Destiné aux jeunes de 12 à 25 ans, le Livret Jeune offre une rémunération au moins égale à celle du Livret A, mais souvent supérieure. En pratique, certains établissements proposent des taux dépassant 3 %, bien au-delà du plafond de 1 600 € autorisé. Contrairement à d’autres livrets, celui-ci permet des retraits par carte bancaire sans frais de gestion, à condition que le titulaire n’ait pas encore 18 ans et que les opérations soient validées par les parents.

Ce produit, accessible dans la plupart des banques, représente une opportunité pour les familles souhaitant constituer une épargne pour leurs enfants. Son principal atout réside dans sa flexibilité, tout en restant totalement exonéré d’impôts.
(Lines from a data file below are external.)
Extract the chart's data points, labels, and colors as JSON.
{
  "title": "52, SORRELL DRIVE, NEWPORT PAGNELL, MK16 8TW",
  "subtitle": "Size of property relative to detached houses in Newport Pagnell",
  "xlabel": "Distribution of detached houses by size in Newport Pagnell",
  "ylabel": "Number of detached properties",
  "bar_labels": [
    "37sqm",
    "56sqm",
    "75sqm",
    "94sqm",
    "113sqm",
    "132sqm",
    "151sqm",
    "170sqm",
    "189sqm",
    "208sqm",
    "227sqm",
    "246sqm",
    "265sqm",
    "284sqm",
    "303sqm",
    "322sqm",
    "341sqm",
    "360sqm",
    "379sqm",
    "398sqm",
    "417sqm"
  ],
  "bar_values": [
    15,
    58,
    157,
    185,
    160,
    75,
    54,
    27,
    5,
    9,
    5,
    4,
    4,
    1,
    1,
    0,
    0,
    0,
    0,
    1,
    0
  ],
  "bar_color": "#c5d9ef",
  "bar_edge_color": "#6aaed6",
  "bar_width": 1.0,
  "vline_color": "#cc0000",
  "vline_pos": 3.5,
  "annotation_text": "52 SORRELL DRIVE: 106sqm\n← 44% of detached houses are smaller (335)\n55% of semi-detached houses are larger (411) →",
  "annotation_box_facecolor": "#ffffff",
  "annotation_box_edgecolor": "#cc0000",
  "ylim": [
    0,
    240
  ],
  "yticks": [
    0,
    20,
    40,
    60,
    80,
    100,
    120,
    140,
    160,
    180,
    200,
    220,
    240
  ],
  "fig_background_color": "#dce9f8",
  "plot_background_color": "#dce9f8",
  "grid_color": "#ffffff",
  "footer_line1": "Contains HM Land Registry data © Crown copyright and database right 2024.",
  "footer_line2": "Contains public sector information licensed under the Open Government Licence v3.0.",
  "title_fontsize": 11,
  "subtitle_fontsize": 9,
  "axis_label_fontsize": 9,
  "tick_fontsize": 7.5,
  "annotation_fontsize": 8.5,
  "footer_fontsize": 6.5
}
Pour Capital, il s’agit d’une alternative sérieuse au Livret A, à condition de respecter l’âge limite et le plafond de dépôt.

Le PEAC, un placement vert pour les moins de 21 ans

Introduit en 2024, le Plan d’épargne avenir climat (PEAC) cible les jeunes de moins de 21 ans et les incite à investir dans des projets liés à la transition écologique. Ce produit, encore peu distribué (seulement Caisse d’épargne, Banque populaire et Crédit coopératif le proposent à ce jour), se distingue par son objectif environnemental. Son rendement n’est pas garanti, mais sa gestion « à horizon » réduit les risques à l’approche de la majorité de l’enfant.
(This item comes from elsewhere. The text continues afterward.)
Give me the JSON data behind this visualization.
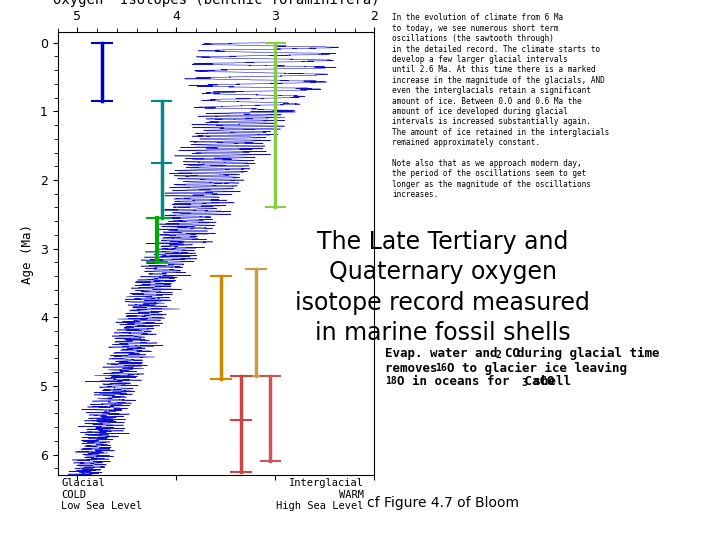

Les fonds placés sur un PEAC sont bloqués jusqu’aux 30 ans du titulaire, et les retraits ne sont possibles avant 18 ans que si le plan a plus de cinq ans. Malgré ces contraintes, Capital souligne que le PEAC pourrait devenir une alternative intéressante au Livret A pour les familles souhaitant allier épargne et investissement responsable. Son plafond de dépôt n’a pas été précisé dans les sources consultées.

D’autres options à considérer selon son profil

En dehors des livrets défiscalisés, d’autres placements sans risque peuvent offrir des rendements supérieurs au Livret A. Les comptes à terme, par exemple, affichent parfois des taux proches de 2,5 %, selon les banques et la durée de placement. Certains super livrets, comme ceux proposés par des néobanques, dépassent même 3 %, mais avec des plafonds de dépôt souvent limités à 20 000 € ou moins.

Pour les épargnants prêts à accepter un peu plus de risque, les SCPI ou les assurances vie en fonds euros peuvent également représenter des alternatives, avec des rendements moyens bien supérieurs à ceux des livrets réglementés. Cependant, ces options ne bénéficient pas de la défiscalisation automatique et nécessitent une étude approfondie de leur fiscalité. Selon Capital, il est donc essentiel de comparer les offres en fonction de sa situation personnelle et de ses objectifs.

Et maintenant ?

La prochaine révision du taux du Livret A est prévue pour août 2026. Si la tendance inflationniste se confirme, une nouvelle baisse du taux n’est pas à exclure, bien que les économistes s’attendent plutôt à une stabilité ou à une légère hausse de 0,1 à 0,2 point. Les épargnants devraient donc surveiller les annonces de la Banque de France et comparer régulièrement les offres des banques pour maximiser le rendement de leur épargne sans risque. Une prochaine hausse des plafonds du LEP ou du Livret Jeune n’est pas non plus impossible, dans un contexte où l’État cherche à orienter l’épargne vers des placements plus rémunérateurs.

Dans tous les cas, le choix d’un livret défiscalisé dépendra de votre situation familiale, de vos revenus et de votre horizon de placement. Les produits comme le LEP ou le Livret Jeune restent les plus attractifs pour les profils éligibles, mais il serait prudent de diversifier ses placements si votre budget le permet.

Pour savoir si vous pouvez ouvrir un LEP, consultez votre revenu fiscal de référence sur votre dernier avis d’imposition. Si celui-ci ne dépasse pas 23 028 € pour une personne seule ou 35 326 € pour un couple, vous êtes éligible. Les banques effectuent désormais cette vérification automatiquement auprès de l’administration fiscale, sans que vous ayez à fournir d’avis d’imposition.

Oui, le Livret Jeune est proposé par la plupart des établissements bancaires en France. Son taux est au moins égal à celui du Livret A, mais peut varier selon les banques. Les parents ou tuteurs légaux doivent ouvrir ce livret pour un mineur, et le plafond de dépôt est fixé à 1 600 €.